Secular clergy and skin colour in the Portuguese Empire (16th-18th centuries): a controversial issue
DOI:
https://doi.org/10.14195/0870-4147_54_1Keywords:
Secular clergy, Portuguese Empire, RacismAbstract
Could people who had not white skin become part of the secular clergy of the Roman Catholic Church in the dioceses of the Portuguese seaborne empire? This article will attempt to address this question through an holistic and long-term approach, covering territories in Africa, Asia, America and the Atlantic world, using a comparative approach. I proceed from the hypothesis that the prevailing theses in historiography over the last 50 years, based on Charles Boxer's thesis, are not pervasive to all territories of the empire between the fifteenth and eighteenth centuries. If Boxer does not miss the nub of the matter, caaling attentio to the few non-Europeans among the secular clergy, the question is much more complex and has many variables that he missed.
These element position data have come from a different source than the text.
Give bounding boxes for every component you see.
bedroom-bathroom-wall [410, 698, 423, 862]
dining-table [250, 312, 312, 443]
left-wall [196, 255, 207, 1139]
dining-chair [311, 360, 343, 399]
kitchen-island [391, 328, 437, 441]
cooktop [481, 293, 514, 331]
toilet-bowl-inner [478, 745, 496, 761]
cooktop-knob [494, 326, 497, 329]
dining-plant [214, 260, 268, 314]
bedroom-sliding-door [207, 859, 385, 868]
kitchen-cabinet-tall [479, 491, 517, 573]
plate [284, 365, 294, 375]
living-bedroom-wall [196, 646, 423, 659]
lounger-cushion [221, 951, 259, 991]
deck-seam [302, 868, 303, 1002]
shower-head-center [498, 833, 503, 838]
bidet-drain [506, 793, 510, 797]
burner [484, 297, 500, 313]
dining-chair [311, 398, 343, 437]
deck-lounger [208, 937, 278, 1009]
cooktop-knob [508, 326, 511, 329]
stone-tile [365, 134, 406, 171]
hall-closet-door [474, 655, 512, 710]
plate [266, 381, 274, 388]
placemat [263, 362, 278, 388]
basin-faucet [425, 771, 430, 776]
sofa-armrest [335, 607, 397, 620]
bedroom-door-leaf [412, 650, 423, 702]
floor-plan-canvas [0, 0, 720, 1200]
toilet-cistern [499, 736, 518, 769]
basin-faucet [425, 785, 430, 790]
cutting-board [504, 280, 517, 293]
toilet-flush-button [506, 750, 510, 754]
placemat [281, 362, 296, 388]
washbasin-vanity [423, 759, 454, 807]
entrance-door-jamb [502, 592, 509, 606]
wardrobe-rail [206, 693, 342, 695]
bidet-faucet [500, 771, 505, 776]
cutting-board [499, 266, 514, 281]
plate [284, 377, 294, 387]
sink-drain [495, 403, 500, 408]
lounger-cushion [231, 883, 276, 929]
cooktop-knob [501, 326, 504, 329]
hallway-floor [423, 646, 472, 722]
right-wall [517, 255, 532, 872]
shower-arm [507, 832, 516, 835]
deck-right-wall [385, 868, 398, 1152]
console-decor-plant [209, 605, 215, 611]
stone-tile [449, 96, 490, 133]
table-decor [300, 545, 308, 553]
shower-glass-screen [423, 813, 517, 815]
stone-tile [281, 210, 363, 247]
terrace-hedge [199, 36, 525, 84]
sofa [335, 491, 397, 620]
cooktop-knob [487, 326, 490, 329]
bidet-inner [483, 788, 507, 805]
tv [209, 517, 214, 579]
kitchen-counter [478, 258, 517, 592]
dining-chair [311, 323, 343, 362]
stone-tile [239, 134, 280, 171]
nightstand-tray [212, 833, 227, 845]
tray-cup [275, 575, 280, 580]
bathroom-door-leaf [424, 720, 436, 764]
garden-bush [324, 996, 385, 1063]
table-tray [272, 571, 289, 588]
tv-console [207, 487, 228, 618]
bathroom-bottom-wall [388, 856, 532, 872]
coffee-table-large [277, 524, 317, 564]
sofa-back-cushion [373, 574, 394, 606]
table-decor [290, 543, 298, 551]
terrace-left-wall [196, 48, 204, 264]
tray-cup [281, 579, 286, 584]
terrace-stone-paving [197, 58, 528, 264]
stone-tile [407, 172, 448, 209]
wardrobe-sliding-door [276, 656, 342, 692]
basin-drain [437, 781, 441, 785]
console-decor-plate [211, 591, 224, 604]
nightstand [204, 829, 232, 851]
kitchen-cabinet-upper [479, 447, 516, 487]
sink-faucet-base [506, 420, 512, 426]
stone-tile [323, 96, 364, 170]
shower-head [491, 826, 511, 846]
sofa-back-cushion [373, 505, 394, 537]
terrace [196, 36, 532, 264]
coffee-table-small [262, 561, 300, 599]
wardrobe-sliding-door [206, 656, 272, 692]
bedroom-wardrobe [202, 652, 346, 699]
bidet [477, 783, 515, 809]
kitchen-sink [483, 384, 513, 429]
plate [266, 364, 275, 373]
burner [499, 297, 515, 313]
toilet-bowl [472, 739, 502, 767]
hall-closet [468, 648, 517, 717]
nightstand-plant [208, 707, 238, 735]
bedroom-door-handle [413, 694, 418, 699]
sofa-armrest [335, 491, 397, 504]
Based on the cross-reading of various primary sources, some of which have so far been scarcely examined in order to address the central question raised in this article, it seeks to demonstrate that, from an early date, the clergy was open to non-European people. However this road became controversial and gave rise to various forms of resistance, even though it did not prevent populations originating from America, Africa and Asia from joining the secular clergy, sometimes holding important positions.